Saturday, February 15, 2014

RETURN OF THE PASQUES


Below is the begining section of my newest novel. I have been writing novellas and short stories, but this story is working into a longer offering. I hope those who find it, enjoy this short begining section, Peace DAP
 
*The Beginning*

This story begins in a small, deep southern Alabama town where everyone says they know their neighbors, but in reality these folks keep mostly to themselves. The people who live here are relying on themselves and each other and expect their neighbors to do the same. In other words, it’s perfectly fine to receive help from neighbors, but if folks rely on the government for support, they are looked at differently. It is late summer and hot. The days can reach well over one hundred degrees with the nights providing some relief from cool winds blowing from the Appalachian Mountains in the north. The mostly brick homes were built after WWII by returning soldiers. The yards and houses have been maintained over the years by those who settled in long after the war.  

This story is about Mato Crow, who currently lives in this small and small-minded community. It follows his bewildering journey to find his birth mother who is believed to live out west. Although Mato has no recollection of his first year with his biological mother he understands why he was removed from her care. His mother, Nina Crow, a full-blooded Sioux from South Dakota was fifteen when she became pregnant.  She surrendered her son at the hospital and quickly returned to her people, trying to forget about him and move on with her young life. Mato knows he was adopted and that his biological mother is an American Indian. Other than that, he knows nothing of his past or people. His parents, the ones who adopted him, have raised him within their own cultural understandings, which is a typical white, Christian, southern upbringing.

   If sex, violence or tales of human misfortune bother you, this is a story to avoid. However, it seems unclear how anyone capable of reading this story could go through life without experiencing some kind of tragedy. Who is the eighteen-plus year old human who says they have not suffered some kind of harm in their life? All humans suffer, some more than others. If you have been blessed without any trauma in your life, then yes…you are a fortunate individual. Do not fret though, harm certainly awaits you. Harm is patient and unflappable. So, the issue is not if trouble will come into your life, what matters most, is how you respond when it does. There are some harm that happen to people that can alter their core – the very essence of who they are as human beings. No amount of therapy or time can heal some wounds.

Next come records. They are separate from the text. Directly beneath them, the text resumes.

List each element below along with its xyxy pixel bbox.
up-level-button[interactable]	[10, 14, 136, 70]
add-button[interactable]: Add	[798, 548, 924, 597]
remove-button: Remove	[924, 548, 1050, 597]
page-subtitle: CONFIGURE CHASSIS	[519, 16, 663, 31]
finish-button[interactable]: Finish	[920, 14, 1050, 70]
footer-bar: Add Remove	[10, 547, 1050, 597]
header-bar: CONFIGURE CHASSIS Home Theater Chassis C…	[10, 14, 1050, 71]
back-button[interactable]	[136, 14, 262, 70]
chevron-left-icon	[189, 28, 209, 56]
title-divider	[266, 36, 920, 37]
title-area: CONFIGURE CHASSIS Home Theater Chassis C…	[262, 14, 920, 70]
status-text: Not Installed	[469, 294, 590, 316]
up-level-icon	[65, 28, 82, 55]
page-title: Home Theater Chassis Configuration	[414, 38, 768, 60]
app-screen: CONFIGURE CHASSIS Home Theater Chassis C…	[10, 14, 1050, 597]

Also, there are humans that, regardless what has happened throughout their life, they would not change one tiny episode, good or bad, for fear it would have altered where they are in their current life. They realize that any harm they suffered is a blessing. Tragedy can, in fact, improve a life. Unfortunately, harm’s impact is not known until it is experienced.

Mato will experience tragedy along his path. He will also be the cause of some hardships. Again, this story is not about exposing harm for harm’s sake, but to witness Mato’s story and his reactions to these events. It is an effort of trying to understand how life’s natural trials result in many different outcomes. Do not look away when devastation approaches during this story. Nor search for blame when it arrives. Blame should not be a concern and searching for it is a waste of energy.

Who is to blame when a tsunami causes a tragedy? It could not be a human that caused such a tragic event.  Is it god or some kind of greater power?    

If god or a higher power is to blame for a tsunami and that provides some self-comfort, then so be it. When human self-will is the result of suffering, does god play a role? An out-of-control self-will is just as devastating to humans as a giant tidal wave. Our reaction to tragedy is rooted within the context of whether that tragedy is viewed as the result of god’s will or human’s self-will.

For instance if a man drowns a child, our natural response has a clear path forward – hate the man and grieve the child. If a child drowns as the result of a tsunami, our response becomes more complex. The child is easily grieved, but our other emotional reaction – anger – gets no relief. Finding and applying blame to a harmful event is like applying medicine to an injury.

Mato’s story will provide no relief when disaster happens. Sometimes self-well and god’s will are not clear when tragic events happen. And when certain events happen in Mato’s story do not look for one or the other. It might be best, if assigning blame is needed, that is if you need to apply medicine to your own wounds, to consider both god and self-will’s influence. Can one will really exist without the other?